Natural Disaster vs. Human Error
No warning was issued to the public prior to the Tangshan earthquake. In fact, when a nationwide earthquake prevention conference took place in Tangshan just two weeks earlier on July 14, numerous attempts by experts to report their findings of an upcoming earthquake in Tangshan were suppressed for political reasons, citing the city’s close distance to Beijing.
Wang Chengmin was a young scientist from National Earthquake Administration. After he was barred from announcing the warning at the plenary session of the conference, he took a risk and shared his findings during small-group discussion sessions in the evening of July 17 and 18. “An earthquake of M5 or higher is predicted in the area of Tangshan City and Luan County between July 22 and August 5,” he told other attendees.
A delegate from Qinglong County, Hebei Province, heard this and reported it to his local officials, who quickly notified everyone in the county. When the earthquake hit on July 28, no one died in the county with a population of 400,000, although it was only about 115 km (71 miles) from Tangshan.
The miracle of Qinglong was documented by the United Nations as an example of disaster prevention, warning, and management.
The Qinglong miracle also debunked the Chinese Communist Party’s propaganda that the Tangshan earthquake was “sudden” and had no warning signs.
Liu Huaqing, a formal admiral of the People’s Liberation Army Navy (PLAN) in China, once said of the Tangshan earthquake, “This earthquake was a natural disaster, but its damage was aggravated by human mistakes.”
Whistleblowers Muffled in China
History is repeating itself in China. When the severe acute respiratory syndrome (SARS) broke out in China in 2003, Jiang Yanyong, retired chief of surgery at No. 301 military hospital in Beijing, disclosed the epidemic to the public. Although Jiang saved countless people and his quote of “a doctor who lies will cause deaths” was well cited, he was nonetheless suppressed by CCP officials and is still under house arrest today.
Similar incidents happened in the recent coronavirus outbreak. When Xiao Hui and Wang Heyan, two journalists from Caixin magazine, went to the epicenter of Wuhan to report on the epidemic, both were suppressed.

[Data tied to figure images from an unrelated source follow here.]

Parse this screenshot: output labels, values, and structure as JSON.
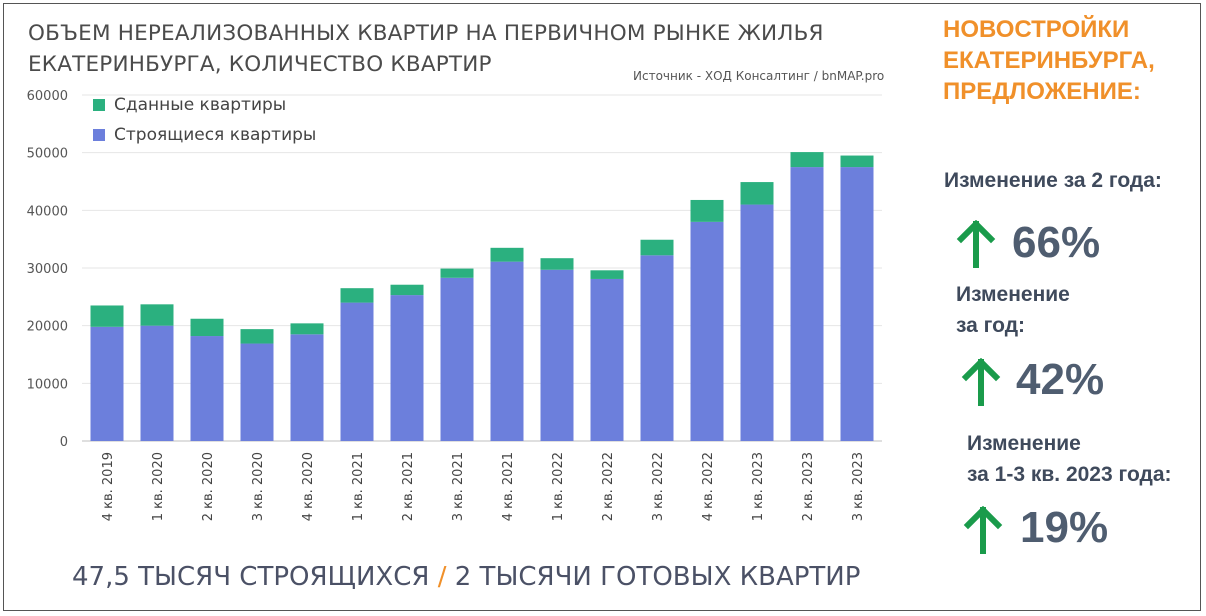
{
  "title_line1": "ОБЪЕМ НЕРЕАЛИЗОВАННЫХ КВАРТИР НА ПЕРВИЧНОМ РЫНКЕ ЖИЛЬЯ",
  "title_line2": "ЕКАТЕРИНБУРГА, КОЛИЧЕСТВО КВАРТИР",
  "source": "Источник - ХОД Консалтинг / bnMAP.pro",
  "chart_data": {
    "type": "bar",
    "stacked": true,
    "categories": [
      "4 кв. 2019",
      "1 кв. 2020",
      "2 кв. 2020",
      "3 кв. 2020",
      "4 кв. 2020",
      "1 кв. 2021",
      "2 кв. 2021",
      "3 кв. 2021",
      "4 кв. 2021",
      "1 кв. 2022",
      "2 кв. 2022",
      "3 кв. 2022",
      "4 кв. 2022",
      "1 кв. 2023",
      "2 кв. 2023",
      "3 кв. 2023"
    ],
    "series": [
      {
        "name": "Строящиеся квартиры",
        "color": "#6c7fdc",
        "values": [
          19800,
          20000,
          18200,
          16900,
          18500,
          24000,
          25300,
          28300,
          31100,
          29700,
          28100,
          32200,
          38000,
          41000,
          47500,
          47500
        ]
      },
      {
        "name": "Сданные квартиры",
        "color": "#2bb07f",
        "values": [
          3700,
          3700,
          3000,
          2500,
          1900,
          2500,
          1800,
          1600,
          2400,
          2000,
          1500,
          2700,
          3800,
          3900,
          2600,
          2000
        ]
      }
    ],
    "legend": [
      "Сданные квартиры",
      "Строящиеся квартиры"
    ],
    "yticks": [
      "0",
      "10000",
      "20000",
      "30000",
      "40000",
      "50000",
      "60000"
    ],
    "ylim": [
      0,
      60000
    ],
    "grid": true,
    "legend_position": "top-left"
  },
  "bottom_caption": {
    "part1": "47,5 ТЫСЯЧ СТРОЯЩИХСЯ ",
    "slash": "/",
    "part2": " 2 ТЫСЯЧИ ГОТОВЫХ КВАРТИР"
  },
  "side": {
    "title": "НОВОСТРОЙКИ ЕКАТЕРИНБУРГА, ПРЕДЛОЖЕНИЕ:",
    "arrow_color": "#1a9b4b",
    "changes": [
      {
        "label": "Изменение за 2 года:",
        "value": "66%"
      },
      {
        "label": "Изменение\nза год:",
        "value": "42%"
      },
      {
        "label": "Изменение\nза 1-3 кв. 2023 года:",
        "value": "19%"
      }
    ]
  }
}
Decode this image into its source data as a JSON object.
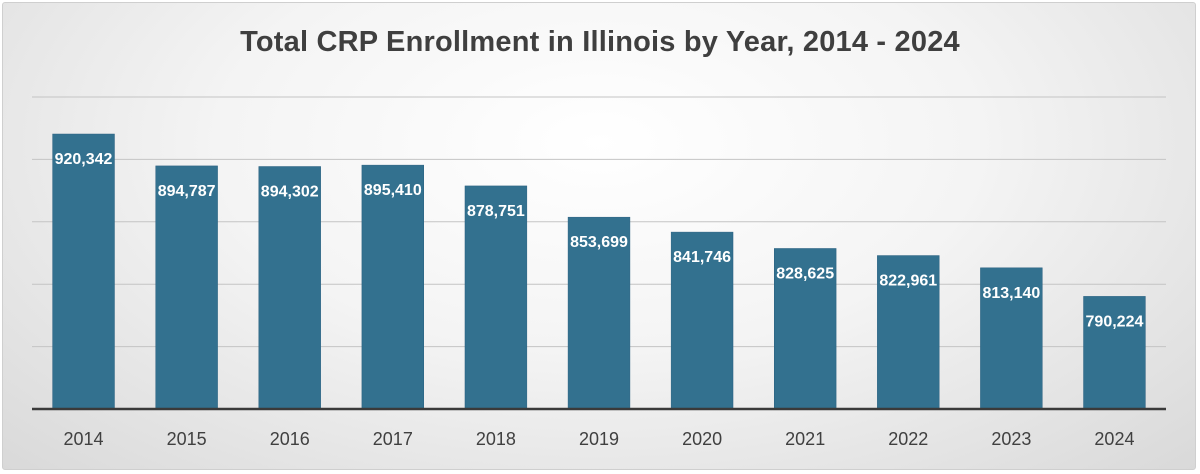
{
  "chart_data": {
    "type": "bar",
    "title": "Total CRP Enrollment in Illinois by Year, 2014 - 2024",
    "categories": [
      "2014",
      "2015",
      "2016",
      "2017",
      "2018",
      "2019",
      "2020",
      "2021",
      "2022",
      "2023",
      "2024"
    ],
    "values": [
      920342,
      894787,
      894302,
      895410,
      878751,
      853699,
      841746,
      828625,
      822961,
      813140,
      790224
    ],
    "data_labels": [
      "920,342",
      "894,787",
      "894,302",
      "895,410",
      "878,751",
      "853,699",
      "841,746",
      "828,625",
      "822,961",
      "813,140",
      "790,224"
    ],
    "xlabel": "",
    "ylabel": "",
    "ylim": [
      700000,
      950000
    ],
    "y_gridlines": [
      750000,
      800000,
      850000,
      900000,
      950000
    ],
    "y_tick_labels_visible": false,
    "grid": true,
    "legend": "none",
    "colors": {
      "bar": "#33718F",
      "bar_edge": "#2a6080",
      "grid": "#c4c4c4",
      "axis": "#3a3a3a"
    }
  }
}
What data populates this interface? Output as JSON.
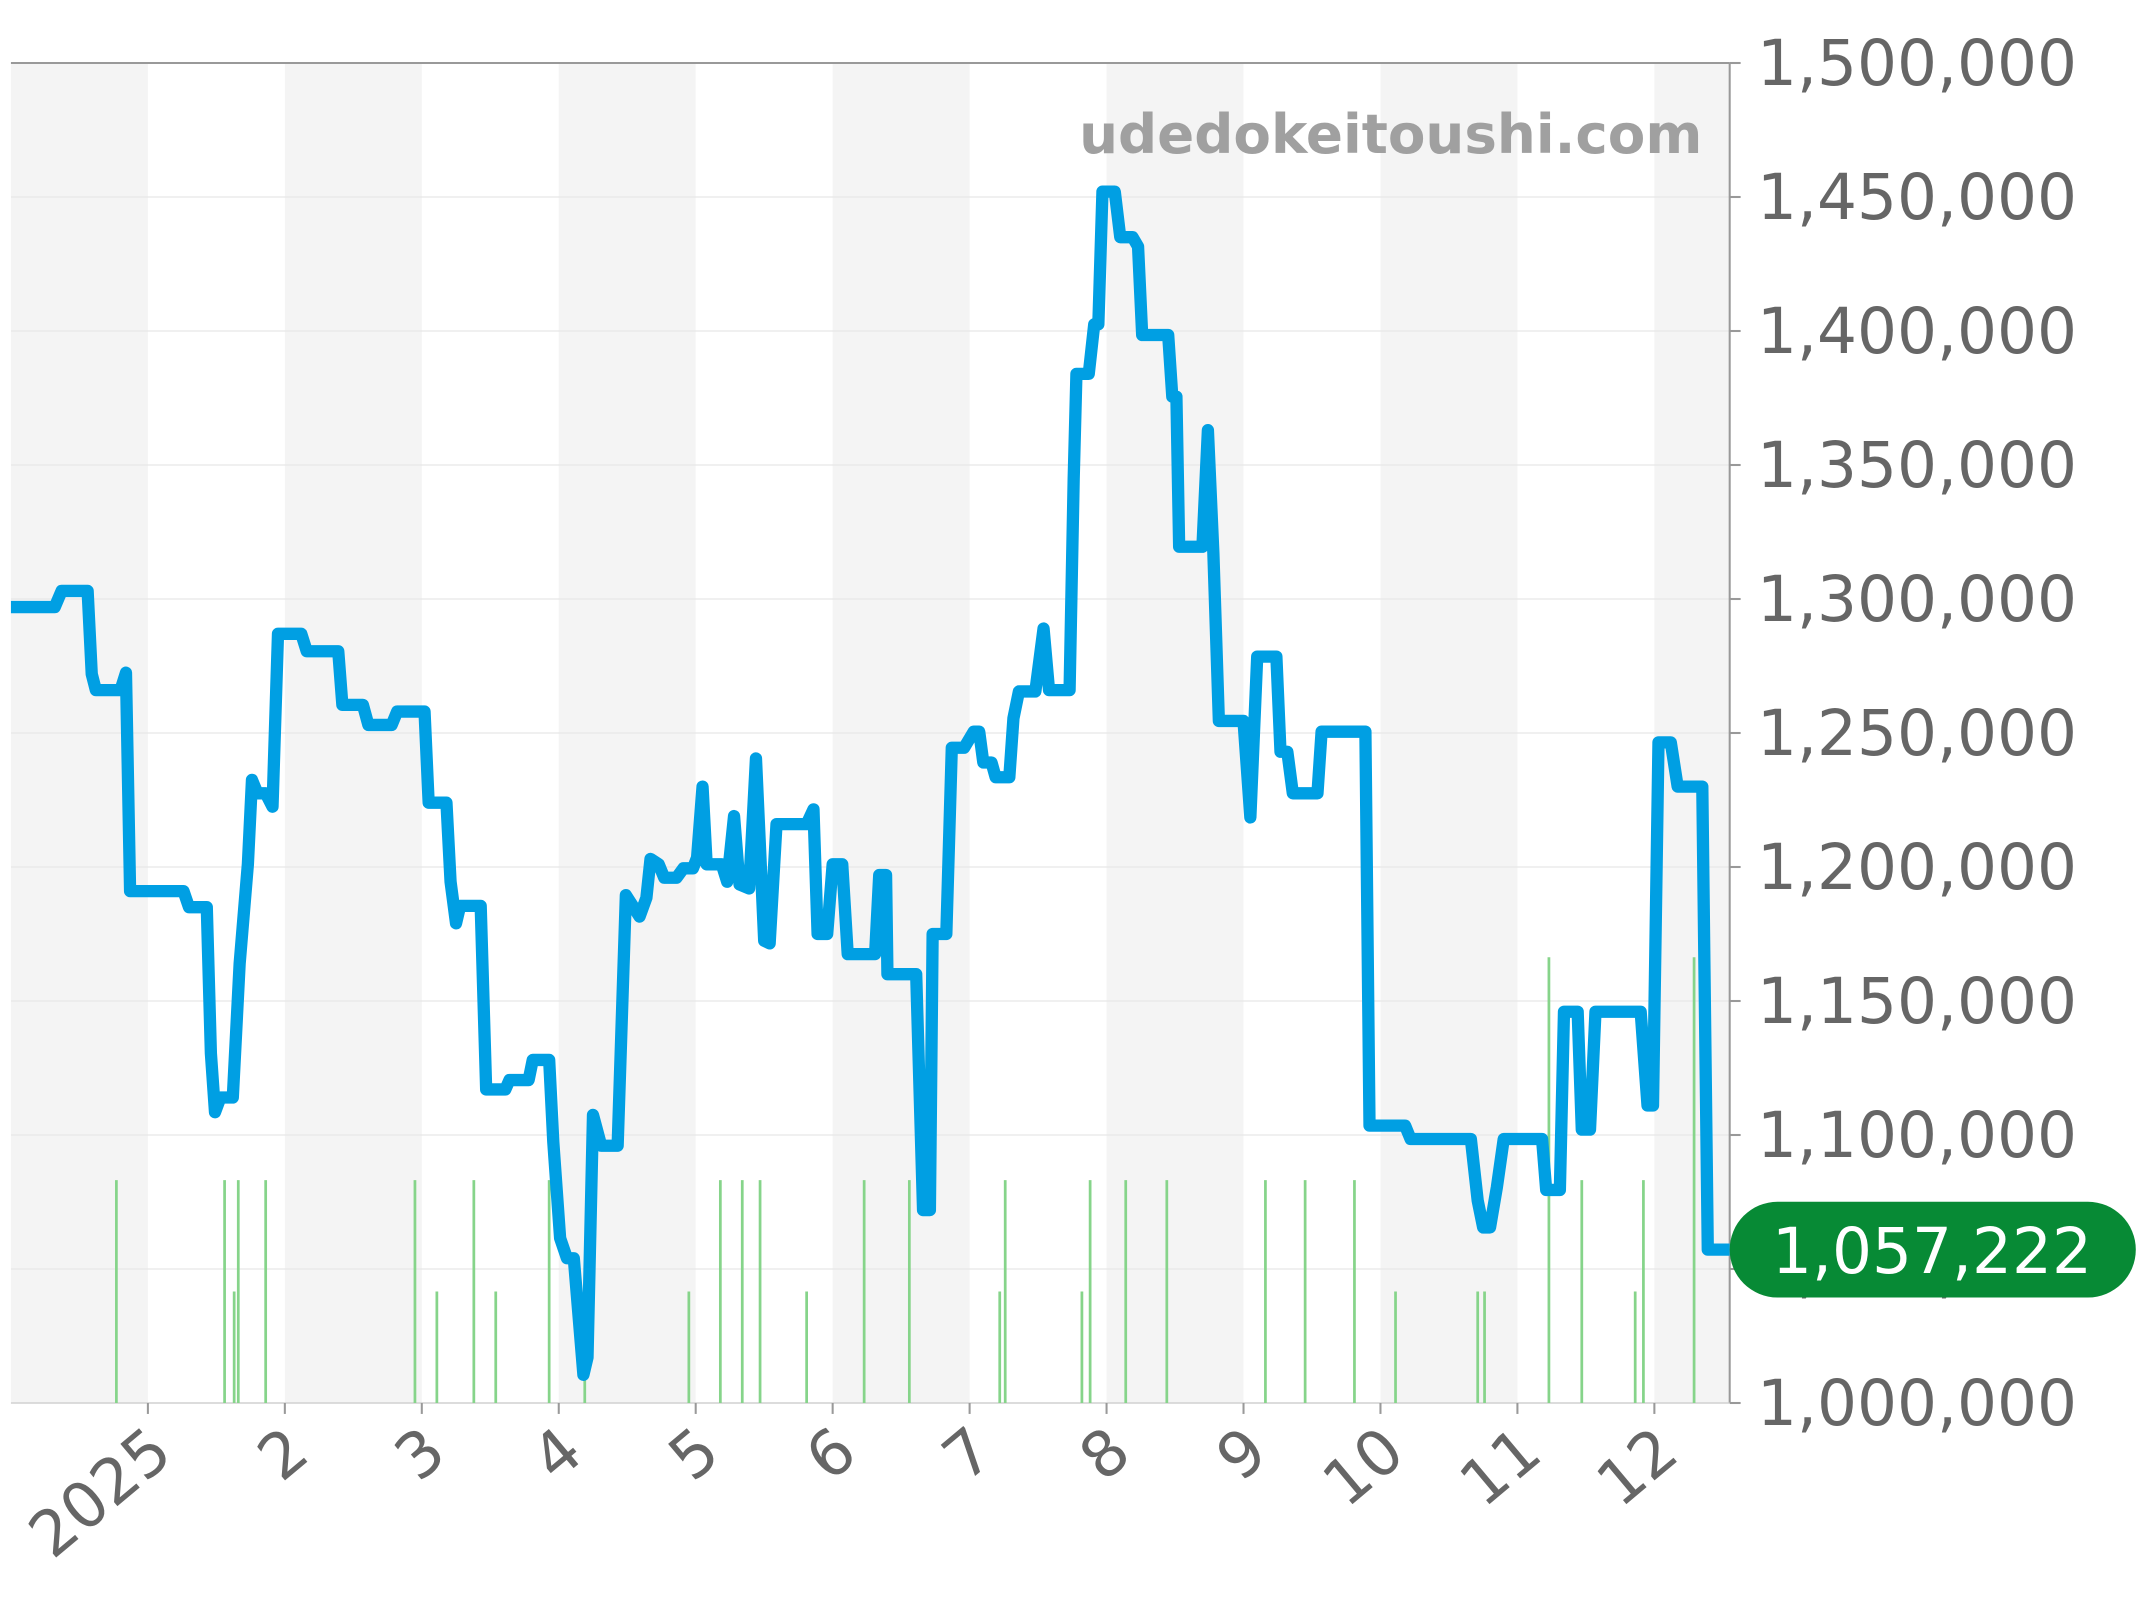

Xiao said that as she took a picture of Huanan Seafood Market, the source of the virus, on Chinese New Year’s Day (January 25), two days after the city of Wuhan was quarantined, four security officers immediately rushed to her. “No picture is allowed. Delete it now!” one of them yelled.
“Higher-ups told us to do this,” said another officer as he attempted to grab the camera, “A Japanese journalist was taken to a police station yesterday for taking pictures.”
Wang said she and her colleagues had contacted many physicians, hoping to find the scale of the epidemic. They were told that the Chinese Center for Disease Control and Prevention had barred physicians from being interviewed or discussing the epidemic with the public, even anonymously.
As of now, the coronavirus has spread to all provinces in China and over 10 countries.